Vous en connaissez tous le principe. Il s’agit d’un jeu de hasard où un ou plusieurs joueurs vident le barillet d’un révolver à six coups, en n’y laissant qu’une seule balle, puis font tourner le magasin à l’aveugle avant d’appuyer sur la détente de l’arme pointée sur sa propre tempe. Il a alors 5 chances sur 6 de tomber sur une chambre vide et d’avoir la vie sauve. Il paraît que cela procure des émotions à nulles autres pareilles. Wladimir Poutine a inventé une variante de ce qu’il faut bien appeler un jeu de cons, et il est en train de l’utiliser en Ukraine.

Cette fois-ci, on n’enlève aucune balle. 100 % des joueurs doivent tenter leur chance, à l’exception du maitre du Kremlin qui regarde et qui compte les morts, dans son propre camp comme dans le camp adverse. Il est prêt à se battre jusqu’au dernier soldat ukrainien, et l’extinction de la totalité de ses « frères et sœurs » civils, si nécessaire. À chaque pression sur la gâchette son lot de surprises : tantôt un immeuble, tantôt un hôpital, tantôt une maternité. Ah ! très bien, la maternité, ça compte double. Rien de plus abominable pour frapper les imaginations que ces femmes enceintes et leurs nouveau-nés sous les bombes. Naturellement, le dictateur sait bien qu’il enfreint ainsi les règles de la guerre. Une expression paradoxale s’il en est. Comme si l’on pouvait faire proprement une sale guerre. Mais passons. Poutine ne veut pas endosser le costume du « bad guy ». N’oublions pas que c’est l’Union soviétique qui a inventé l’agit-prop, et que la propagande russe est prête à tous les mensonges pour se donner le beau rôle dans tous les cas.

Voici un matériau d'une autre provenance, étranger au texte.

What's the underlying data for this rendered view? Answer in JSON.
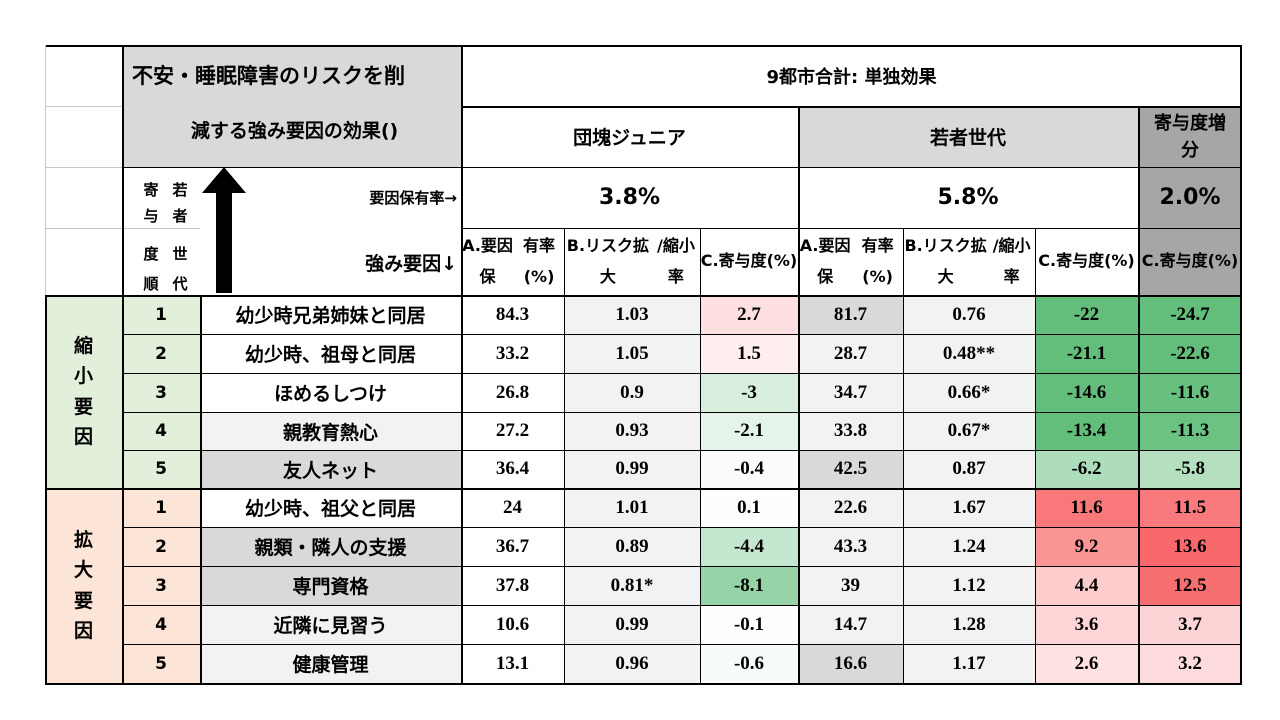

La désinformation sur la maternité de Marioupol est allée jusqu’à accuser l’Ukraine d’une mise en scène et l’utilisation de comédiens pour accuser faussement l’armée russe. Il faudra bien un jour que les responsables répondent de ces crimes de guerre, jusqu’au sommet de l’état, qui a certainement décidé en dernier ressort les massacres des populations civiles. Le propre de la roulette russe, la vraie, c’est de mettre en jeu la survie de celui qui tient l’arme. Wladimir Poutine s’est engagé dans une fuite en avant, dans laquelle il brandit tour à tour toutes les menaces, y compris celle de la guerre nucléaire, dont son pays ne se relèverait pas plus que ceux qu’il considère comme ses ennemis, en tablant sur une reculade des occidentaux, s’ils étaient mis au pied du mur. La détermination des Ukrainiens lui donne tort. L’issue militaire n’apparait plus aussi inéluctable. Les patriotes ukrainiens affirment même qu’ils peuvent gagner cette guerre, et cette hypothèse n’est plus totalement exclue, si la résistance tient assez longtemps pour que l’argent, le nerf de la guerre, vienne à manquer au dictateur belliciste.